#SwiftLang #concurrency program stall question:

Given an array of urls to files the code does this:

// some prep code
await withTaskGroup { group in
var limit = min(urls.count, maxConcurrentTasks)
for ix in 0..<limit {
group.addTask { TypeInit(url: urls[ix]) }
}
for await type in group {
await doSomethingWith(type)
if limit < urls.count {
let url = urls[limit]
limit += 1
group.addTask { TypeInit(url: url }
}
}
}
// some other code never reached when the hang occurs

The issue is that when testing the code sometimes stops. No processor activity. The program is blocked waiting for something. I don't know what.

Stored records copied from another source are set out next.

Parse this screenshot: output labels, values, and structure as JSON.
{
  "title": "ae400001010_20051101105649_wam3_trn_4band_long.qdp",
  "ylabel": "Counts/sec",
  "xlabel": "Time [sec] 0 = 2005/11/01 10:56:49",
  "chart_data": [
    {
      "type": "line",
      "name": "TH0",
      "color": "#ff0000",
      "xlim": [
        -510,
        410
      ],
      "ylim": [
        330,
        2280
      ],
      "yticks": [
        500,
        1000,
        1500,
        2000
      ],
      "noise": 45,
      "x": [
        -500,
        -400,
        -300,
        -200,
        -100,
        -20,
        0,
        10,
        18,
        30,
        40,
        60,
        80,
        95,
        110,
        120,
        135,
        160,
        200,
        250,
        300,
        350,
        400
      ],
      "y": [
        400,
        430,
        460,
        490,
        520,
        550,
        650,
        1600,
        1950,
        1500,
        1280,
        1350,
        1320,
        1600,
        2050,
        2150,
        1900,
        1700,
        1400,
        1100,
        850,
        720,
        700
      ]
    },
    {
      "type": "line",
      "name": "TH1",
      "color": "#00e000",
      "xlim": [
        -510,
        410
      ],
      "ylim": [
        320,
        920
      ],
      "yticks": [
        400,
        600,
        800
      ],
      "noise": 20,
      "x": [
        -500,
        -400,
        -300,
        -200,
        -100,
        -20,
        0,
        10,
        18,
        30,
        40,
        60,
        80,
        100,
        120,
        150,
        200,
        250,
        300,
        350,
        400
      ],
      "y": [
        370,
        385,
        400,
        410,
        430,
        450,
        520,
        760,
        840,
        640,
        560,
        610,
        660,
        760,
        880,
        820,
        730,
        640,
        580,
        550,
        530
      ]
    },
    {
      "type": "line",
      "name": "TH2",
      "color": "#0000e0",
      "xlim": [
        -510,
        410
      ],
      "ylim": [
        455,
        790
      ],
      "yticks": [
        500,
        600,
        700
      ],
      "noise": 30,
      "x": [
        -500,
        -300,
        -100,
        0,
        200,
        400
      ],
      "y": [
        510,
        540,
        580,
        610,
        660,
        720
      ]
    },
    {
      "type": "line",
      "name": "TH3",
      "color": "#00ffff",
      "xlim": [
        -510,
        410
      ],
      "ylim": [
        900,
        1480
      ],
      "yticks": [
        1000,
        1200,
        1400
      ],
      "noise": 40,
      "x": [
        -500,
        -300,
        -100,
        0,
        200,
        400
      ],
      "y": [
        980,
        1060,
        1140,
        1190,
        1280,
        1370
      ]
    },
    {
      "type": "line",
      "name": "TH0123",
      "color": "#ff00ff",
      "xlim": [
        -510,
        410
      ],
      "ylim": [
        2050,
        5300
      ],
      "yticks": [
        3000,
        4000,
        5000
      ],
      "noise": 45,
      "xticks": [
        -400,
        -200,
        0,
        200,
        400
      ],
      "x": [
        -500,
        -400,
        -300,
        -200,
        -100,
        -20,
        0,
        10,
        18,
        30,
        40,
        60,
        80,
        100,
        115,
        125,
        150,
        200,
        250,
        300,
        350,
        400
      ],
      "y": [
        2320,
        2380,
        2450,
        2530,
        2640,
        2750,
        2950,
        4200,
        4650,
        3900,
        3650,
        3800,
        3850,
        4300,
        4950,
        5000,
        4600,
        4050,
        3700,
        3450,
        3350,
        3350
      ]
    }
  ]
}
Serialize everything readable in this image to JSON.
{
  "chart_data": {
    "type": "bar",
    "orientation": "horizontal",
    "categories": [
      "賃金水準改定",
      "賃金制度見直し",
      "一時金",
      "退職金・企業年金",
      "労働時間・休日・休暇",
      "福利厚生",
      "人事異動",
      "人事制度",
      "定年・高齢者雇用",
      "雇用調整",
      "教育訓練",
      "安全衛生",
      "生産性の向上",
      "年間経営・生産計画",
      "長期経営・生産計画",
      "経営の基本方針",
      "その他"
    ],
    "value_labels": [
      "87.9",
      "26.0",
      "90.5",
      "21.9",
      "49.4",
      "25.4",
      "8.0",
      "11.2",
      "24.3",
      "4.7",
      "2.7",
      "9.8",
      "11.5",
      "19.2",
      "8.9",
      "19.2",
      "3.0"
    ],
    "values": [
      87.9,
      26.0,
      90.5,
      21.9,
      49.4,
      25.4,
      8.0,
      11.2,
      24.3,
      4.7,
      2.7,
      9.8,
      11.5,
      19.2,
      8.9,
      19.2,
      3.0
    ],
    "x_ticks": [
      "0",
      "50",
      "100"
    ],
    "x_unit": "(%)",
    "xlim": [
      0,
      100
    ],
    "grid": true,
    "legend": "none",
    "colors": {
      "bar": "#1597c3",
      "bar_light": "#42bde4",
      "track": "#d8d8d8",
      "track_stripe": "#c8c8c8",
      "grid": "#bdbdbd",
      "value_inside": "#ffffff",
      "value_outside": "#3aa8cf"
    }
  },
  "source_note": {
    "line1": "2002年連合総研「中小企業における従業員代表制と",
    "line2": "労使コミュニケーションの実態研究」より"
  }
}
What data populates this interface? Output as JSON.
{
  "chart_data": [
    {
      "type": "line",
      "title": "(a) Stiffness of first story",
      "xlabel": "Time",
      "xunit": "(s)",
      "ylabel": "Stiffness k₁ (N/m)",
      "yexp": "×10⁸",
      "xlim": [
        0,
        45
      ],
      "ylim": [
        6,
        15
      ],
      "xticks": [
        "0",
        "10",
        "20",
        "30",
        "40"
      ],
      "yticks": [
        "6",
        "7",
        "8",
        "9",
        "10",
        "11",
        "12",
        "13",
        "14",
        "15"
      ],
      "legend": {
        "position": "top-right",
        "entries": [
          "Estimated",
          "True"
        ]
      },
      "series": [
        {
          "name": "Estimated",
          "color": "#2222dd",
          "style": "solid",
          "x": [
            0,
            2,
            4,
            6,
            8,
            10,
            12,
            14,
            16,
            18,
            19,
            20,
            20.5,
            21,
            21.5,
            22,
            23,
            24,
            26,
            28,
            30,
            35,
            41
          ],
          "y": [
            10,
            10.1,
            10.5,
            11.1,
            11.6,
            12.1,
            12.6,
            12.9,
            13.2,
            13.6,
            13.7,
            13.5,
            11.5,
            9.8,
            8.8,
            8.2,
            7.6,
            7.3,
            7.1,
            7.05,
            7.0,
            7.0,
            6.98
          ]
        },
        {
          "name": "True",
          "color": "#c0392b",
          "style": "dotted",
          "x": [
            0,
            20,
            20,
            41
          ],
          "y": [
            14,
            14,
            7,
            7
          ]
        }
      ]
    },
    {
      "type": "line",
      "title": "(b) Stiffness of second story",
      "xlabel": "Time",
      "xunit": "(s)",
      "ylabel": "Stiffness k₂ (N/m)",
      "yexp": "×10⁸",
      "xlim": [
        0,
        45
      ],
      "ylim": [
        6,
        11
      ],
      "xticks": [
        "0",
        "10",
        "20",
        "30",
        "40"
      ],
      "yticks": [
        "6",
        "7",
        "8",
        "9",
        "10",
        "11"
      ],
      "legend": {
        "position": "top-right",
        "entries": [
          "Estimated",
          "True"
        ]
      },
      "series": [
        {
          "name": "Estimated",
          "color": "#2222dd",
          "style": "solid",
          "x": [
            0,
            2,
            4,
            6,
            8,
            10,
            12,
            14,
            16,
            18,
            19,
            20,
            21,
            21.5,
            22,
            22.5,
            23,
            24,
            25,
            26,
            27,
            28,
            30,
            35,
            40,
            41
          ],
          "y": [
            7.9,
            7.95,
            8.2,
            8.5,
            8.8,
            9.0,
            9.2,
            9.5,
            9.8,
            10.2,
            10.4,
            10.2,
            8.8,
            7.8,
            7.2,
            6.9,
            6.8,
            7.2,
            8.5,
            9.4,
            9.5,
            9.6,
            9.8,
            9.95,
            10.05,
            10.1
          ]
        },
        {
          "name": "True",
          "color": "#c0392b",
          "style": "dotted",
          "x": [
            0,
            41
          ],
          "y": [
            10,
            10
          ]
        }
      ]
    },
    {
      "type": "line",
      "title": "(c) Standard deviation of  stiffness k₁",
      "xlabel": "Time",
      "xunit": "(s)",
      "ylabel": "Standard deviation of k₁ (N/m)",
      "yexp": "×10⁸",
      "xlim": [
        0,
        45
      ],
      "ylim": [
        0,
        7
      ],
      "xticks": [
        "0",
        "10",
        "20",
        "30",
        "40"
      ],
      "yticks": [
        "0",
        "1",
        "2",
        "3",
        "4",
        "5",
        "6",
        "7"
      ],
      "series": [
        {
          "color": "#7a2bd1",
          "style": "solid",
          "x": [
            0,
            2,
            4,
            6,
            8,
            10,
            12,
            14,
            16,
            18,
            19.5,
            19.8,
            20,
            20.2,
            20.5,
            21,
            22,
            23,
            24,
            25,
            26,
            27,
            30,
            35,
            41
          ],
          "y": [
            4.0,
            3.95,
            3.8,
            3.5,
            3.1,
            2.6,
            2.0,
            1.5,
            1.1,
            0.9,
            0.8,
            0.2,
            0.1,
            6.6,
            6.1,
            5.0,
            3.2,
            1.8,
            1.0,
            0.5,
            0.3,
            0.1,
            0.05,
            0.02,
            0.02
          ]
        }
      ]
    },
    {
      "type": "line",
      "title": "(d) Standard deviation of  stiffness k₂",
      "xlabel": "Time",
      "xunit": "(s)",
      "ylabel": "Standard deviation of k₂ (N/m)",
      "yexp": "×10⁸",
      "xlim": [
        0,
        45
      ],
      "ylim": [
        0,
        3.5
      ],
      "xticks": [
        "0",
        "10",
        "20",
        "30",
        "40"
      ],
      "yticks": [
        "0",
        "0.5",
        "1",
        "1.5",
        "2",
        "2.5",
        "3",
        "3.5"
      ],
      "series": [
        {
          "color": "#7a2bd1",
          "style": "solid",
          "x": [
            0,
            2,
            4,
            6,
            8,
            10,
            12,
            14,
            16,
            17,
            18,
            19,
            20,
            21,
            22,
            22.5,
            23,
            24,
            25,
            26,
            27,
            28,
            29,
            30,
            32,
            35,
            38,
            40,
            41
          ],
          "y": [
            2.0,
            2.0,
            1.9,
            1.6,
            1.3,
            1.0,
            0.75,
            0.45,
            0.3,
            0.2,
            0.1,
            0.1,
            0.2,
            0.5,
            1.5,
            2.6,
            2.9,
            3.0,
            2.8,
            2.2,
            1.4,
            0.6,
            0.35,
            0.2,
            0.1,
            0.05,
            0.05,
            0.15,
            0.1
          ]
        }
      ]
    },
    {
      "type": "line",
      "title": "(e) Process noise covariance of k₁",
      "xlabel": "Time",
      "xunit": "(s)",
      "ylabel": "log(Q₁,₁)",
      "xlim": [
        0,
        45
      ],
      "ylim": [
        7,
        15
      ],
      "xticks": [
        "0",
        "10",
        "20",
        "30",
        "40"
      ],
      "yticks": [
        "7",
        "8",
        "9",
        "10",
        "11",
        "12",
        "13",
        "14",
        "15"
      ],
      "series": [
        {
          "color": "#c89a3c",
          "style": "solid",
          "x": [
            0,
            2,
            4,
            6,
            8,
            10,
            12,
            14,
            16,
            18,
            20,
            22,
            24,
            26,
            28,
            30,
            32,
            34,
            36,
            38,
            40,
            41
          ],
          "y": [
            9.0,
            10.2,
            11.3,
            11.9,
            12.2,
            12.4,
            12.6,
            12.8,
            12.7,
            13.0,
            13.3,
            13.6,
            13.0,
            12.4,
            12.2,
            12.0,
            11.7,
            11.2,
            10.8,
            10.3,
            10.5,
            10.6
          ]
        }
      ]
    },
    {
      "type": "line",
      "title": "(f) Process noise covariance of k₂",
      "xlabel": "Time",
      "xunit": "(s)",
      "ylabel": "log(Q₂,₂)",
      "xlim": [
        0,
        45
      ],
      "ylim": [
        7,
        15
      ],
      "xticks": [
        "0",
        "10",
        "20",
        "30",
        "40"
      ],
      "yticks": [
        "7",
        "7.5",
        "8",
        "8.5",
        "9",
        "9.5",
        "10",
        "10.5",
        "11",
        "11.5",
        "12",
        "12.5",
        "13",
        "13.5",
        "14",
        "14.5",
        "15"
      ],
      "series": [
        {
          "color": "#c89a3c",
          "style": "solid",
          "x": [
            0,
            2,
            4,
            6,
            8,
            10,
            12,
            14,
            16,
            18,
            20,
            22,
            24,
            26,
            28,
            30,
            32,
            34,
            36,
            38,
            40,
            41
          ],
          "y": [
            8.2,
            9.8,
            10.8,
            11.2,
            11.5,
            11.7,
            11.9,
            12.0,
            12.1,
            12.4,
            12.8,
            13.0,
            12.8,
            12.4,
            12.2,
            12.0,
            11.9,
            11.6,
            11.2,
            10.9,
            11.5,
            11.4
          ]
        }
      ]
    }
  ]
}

maxConcurrentTasks is currently 128 and is picked to get reasonable UI feedback. doSomethingWith(type) is not async but is on the MainActor. I've also used an explicit

await MainActor.run { doSomethingWith(type) }

No difference. (1/2)

Adding debug in the withTaskGroup code either hides the problem or doesn't help debug the cause. Adding debug elsewhere to check progress shows that the blockage occurs before all items have been processed, but never at the same spot. It is as if the `for await type…` sometime waits for a value that never appears. Note that TypeInit() is not async, but may involve file I/O or the exec of an external process.

Any hints on how to track down the possible cause? I’m tired of throwing random bits of code around hoping for a change. (2/2)

@marchyman what does “doSomethingWith” do? I bet that’s it.

@mattiem It appends item to an array that is a property of a struct owned by an Observable. That’s why the switch to MainActor.

I’ve reduced the amount of delay in the item constructor by eliminating running an external process. The problem hasn't yet re-occurred. I think I've only changed the timing and not really addressed the issue. The code I eliminated did not signal any failures.

@marchyman Normally when you see behavior like you were describing, it’s an await that is never returning. That can happen when a callback hasn’t be called, and I could believe such a thing happens with an external process involved.

@mattiem Agreed. But…

I finally got the hang to occur with instrumented code called by addTask. Signposting says every start had an end. I’ll move the signposting code around and see if I can learn anything new.

The only thing I know for sure is that the failure is non-deterministic.